Additionally, spending too much time on toil at the expense of time spent engineering hurts an SRE organization in the following ways:
Creates confusion
We work hard to ensure that everyone who works in or with the SRE organization understands that we are an engineering organization. Individuals or teams within SRE that engage in too much toil undermine the clarity of that communication and confuse people about our role.
Slows progress
Excessive toil makes a team less productive.

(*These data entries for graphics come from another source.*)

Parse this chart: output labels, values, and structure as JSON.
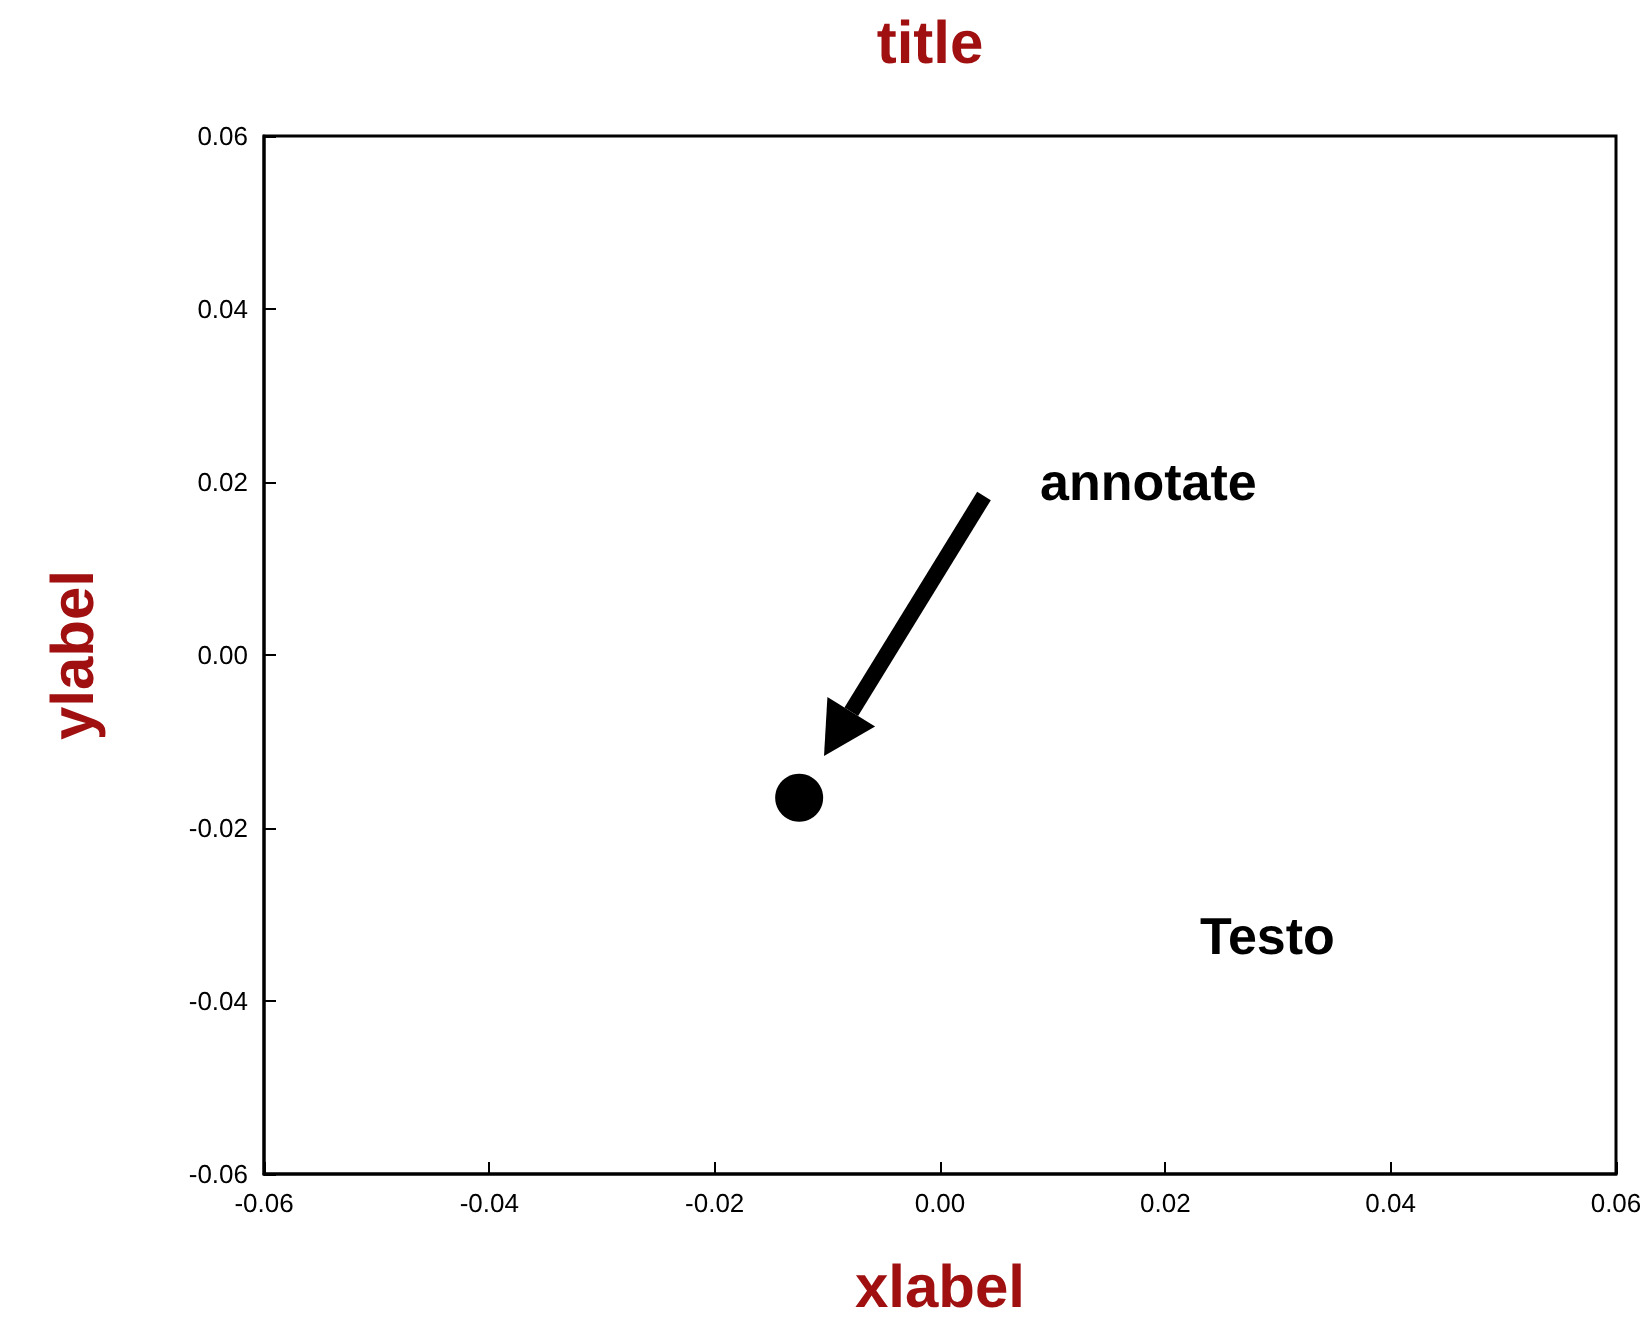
{
  "chart_data": {
    "type": "scatter",
    "title": "title",
    "xlabel": "xlabel",
    "ylabel": "ylabel",
    "x": [
      -0.0125
    ],
    "values": [
      -0.0165
    ],
    "color": "#000000",
    "marker": "circle",
    "grid": false,
    "xlim": [
      -0.06,
      0.06
    ],
    "ylim": [
      -0.06,
      0.06
    ],
    "xticks": [
      -0.06,
      -0.04,
      -0.02,
      {
        "value": 0,
        "label": "0.00"
      },
      0.02,
      0.04,
      0.06
    ],
    "yticks": [
      -0.06,
      -0.04,
      -0.02,
      {
        "value": 0,
        "label": "0.00"
      },
      0.02,
      0.04,
      0.06
    ],
    "annotations": [
      "annotate",
      "Testo"
    ]
  }
}
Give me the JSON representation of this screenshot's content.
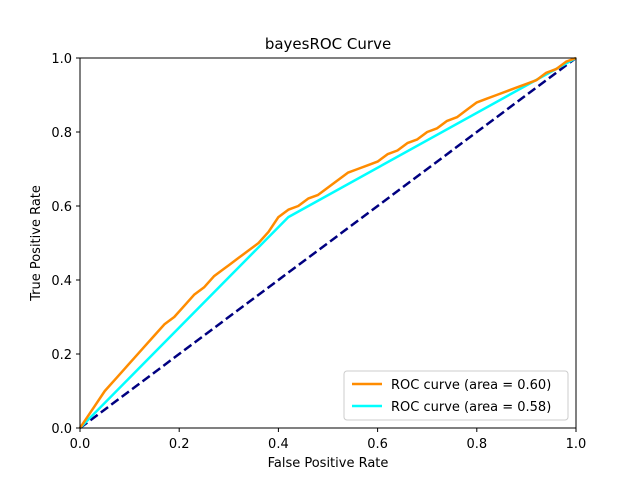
{
  "chart_data": {
    "type": "line",
    "title": "bayesROC Curve",
    "xlabel": "False Positive Rate",
    "ylabel": "True Positive Rate",
    "xlim": [
      0.0,
      1.0
    ],
    "ylim": [
      0.0,
      1.0
    ],
    "xticks": [
      0.0,
      0.2,
      0.4,
      0.6,
      0.8,
      1.0
    ],
    "yticks": [
      0.0,
      0.2,
      0.4,
      0.6,
      0.8,
      1.0
    ],
    "xtick_labels": [
      "0.0",
      "0.2",
      "0.4",
      "0.6",
      "0.8",
      "1.0"
    ],
    "ytick_labels": [
      "0.0",
      "0.2",
      "0.4",
      "0.6",
      "0.8",
      "1.0"
    ],
    "grid": false,
    "legend_position": "bottom-right",
    "series": [
      {
        "name": "ROC curve (area = 0.60)",
        "color": "#ff8c00",
        "style": "solid",
        "x": [
          0.0,
          0.01,
          0.02,
          0.03,
          0.05,
          0.07,
          0.09,
          0.11,
          0.13,
          0.15,
          0.17,
          0.19,
          0.21,
          0.23,
          0.25,
          0.27,
          0.29,
          0.3,
          0.32,
          0.34,
          0.36,
          0.38,
          0.4,
          0.42,
          0.44,
          0.46,
          0.48,
          0.5,
          0.52,
          0.54,
          0.56,
          0.58,
          0.6,
          0.62,
          0.64,
          0.66,
          0.68,
          0.7,
          0.72,
          0.74,
          0.76,
          0.78,
          0.8,
          0.82,
          0.84,
          0.86,
          0.88,
          0.9,
          0.92,
          0.94,
          0.96,
          0.98,
          1.0
        ],
        "y": [
          0.0,
          0.02,
          0.04,
          0.06,
          0.1,
          0.13,
          0.16,
          0.19,
          0.22,
          0.25,
          0.28,
          0.3,
          0.33,
          0.36,
          0.38,
          0.41,
          0.43,
          0.44,
          0.46,
          0.48,
          0.5,
          0.53,
          0.57,
          0.59,
          0.6,
          0.62,
          0.63,
          0.65,
          0.67,
          0.69,
          0.7,
          0.71,
          0.72,
          0.74,
          0.75,
          0.77,
          0.78,
          0.8,
          0.81,
          0.83,
          0.84,
          0.86,
          0.88,
          0.89,
          0.9,
          0.91,
          0.92,
          0.93,
          0.94,
          0.96,
          0.97,
          0.99,
          1.0
        ]
      },
      {
        "name": "ROC curve (area = 0.58)",
        "color": "#00ffff",
        "style": "solid",
        "x": [
          0.0,
          0.42,
          1.0
        ],
        "y": [
          0.0,
          0.57,
          1.0
        ]
      },
      {
        "name": "",
        "color": "#000080",
        "style": "dashed",
        "x": [
          0.0,
          1.0
        ],
        "y": [
          0.0,
          1.0
        ]
      }
    ]
  }
}
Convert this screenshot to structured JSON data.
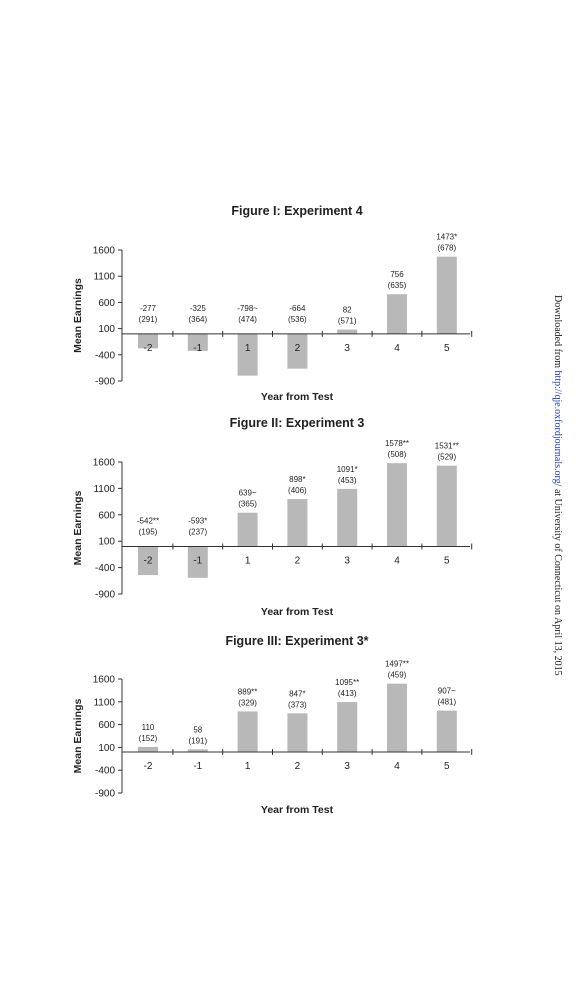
{
  "chart_data": [
    {
      "type": "bar",
      "title": "Figure I: Experiment 4",
      "x_label": "Year from Test",
      "y_label": "Mean Earnings",
      "categories": [
        "-2",
        "-1",
        "1",
        "2",
        "3",
        "4",
        "5"
      ],
      "values": [
        -277,
        -325,
        -798,
        -664,
        82,
        756,
        1473
      ],
      "value_labels": [
        "-277",
        "-325",
        "-798~",
        "-664",
        "82",
        "756",
        "1473*"
      ],
      "se_labels": [
        "(291)",
        "(364)",
        "(474)",
        "(536)",
        "(571)",
        "(635)",
        "(678)"
      ],
      "color": "#b8b8b8",
      "ylim": [
        -900,
        1600
      ],
      "yticks": [
        1600,
        1100,
        600,
        100,
        -400,
        -900
      ]
    },
    {
      "type": "bar",
      "title": "Figure II: Experiment 3",
      "x_label": "Year from Test",
      "y_label": "Mean Earnings",
      "categories": [
        "-2",
        "-1",
        "1",
        "2",
        "3",
        "4",
        "5"
      ],
      "values": [
        -542,
        -593,
        639,
        898,
        1091,
        1578,
        1531
      ],
      "value_labels": [
        "-542**",
        "-593*",
        "639~",
        "898*",
        "1091*",
        "1578**",
        "1531**"
      ],
      "se_labels": [
        "(195)",
        "(237)",
        "(365)",
        "(406)",
        "(453)",
        "(508)",
        "(529)"
      ],
      "color": "#b8b8b8",
      "ylim": [
        -900,
        1600
      ],
      "yticks": [
        1600,
        1100,
        600,
        100,
        -400,
        -900
      ]
    },
    {
      "type": "bar",
      "title": "Figure III: Experiment 3*",
      "x_label": "Year from Test",
      "y_label": "Mean Earnings",
      "categories": [
        "-2",
        "-1",
        "1",
        "2",
        "3",
        "4",
        "5"
      ],
      "values": [
        110,
        58,
        889,
        847,
        1095,
        1497,
        907
      ],
      "value_labels": [
        "110",
        "58",
        "889**",
        "847*",
        "1095**",
        "1497**",
        "907~"
      ],
      "se_labels": [
        "(152)",
        "(191)",
        "(329)",
        "(373)",
        "(413)",
        "(459)",
        "(481)"
      ],
      "color": "#b8b8b8",
      "ylim": [
        -900,
        1600
      ],
      "yticks": [
        1600,
        1100,
        600,
        100,
        -400,
        -900
      ]
    }
  ],
  "watermark": {
    "prefix": "Downloaded from ",
    "link": "http://qje.oxfordjournals.org/",
    "suffix": " at University of Connecticut on April 13, 2015"
  }
}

A product’s feature velocity will slow if the SRE team is too busy with manual work and firefighting to roll out new features promptly.
Sets precedent
If you’re too willing to take on toil, your Dev counterparts will have incentives to load you down with even more toil, sometimes shifting operational tasks that should rightfully be performed by Devs to SRE. Other teams may also start expecting SREs to take on such work, which is bad for obvious reasons.
Promotes attrition
Even if you’re not personally unhappy with toil, your current or future teammates might like it much less. If you build too much toil into your team’s procedures, you motivate the team’s best engineers to start looking elsewhere for a more rewarding job.
Causes breach of faith
New hires or transfers who joined SRE with the promise of project work will feel cheated, which is bad for morale.
Conclusion
If we all commit to eliminate a bit of toil each week with some good engineering, we’ll steadily clean up our services, and we can shift our collective efforts to engineering for scale, architecting the next generation of services, and building cross-SRE toolchains. Let’s invent more, and toil less.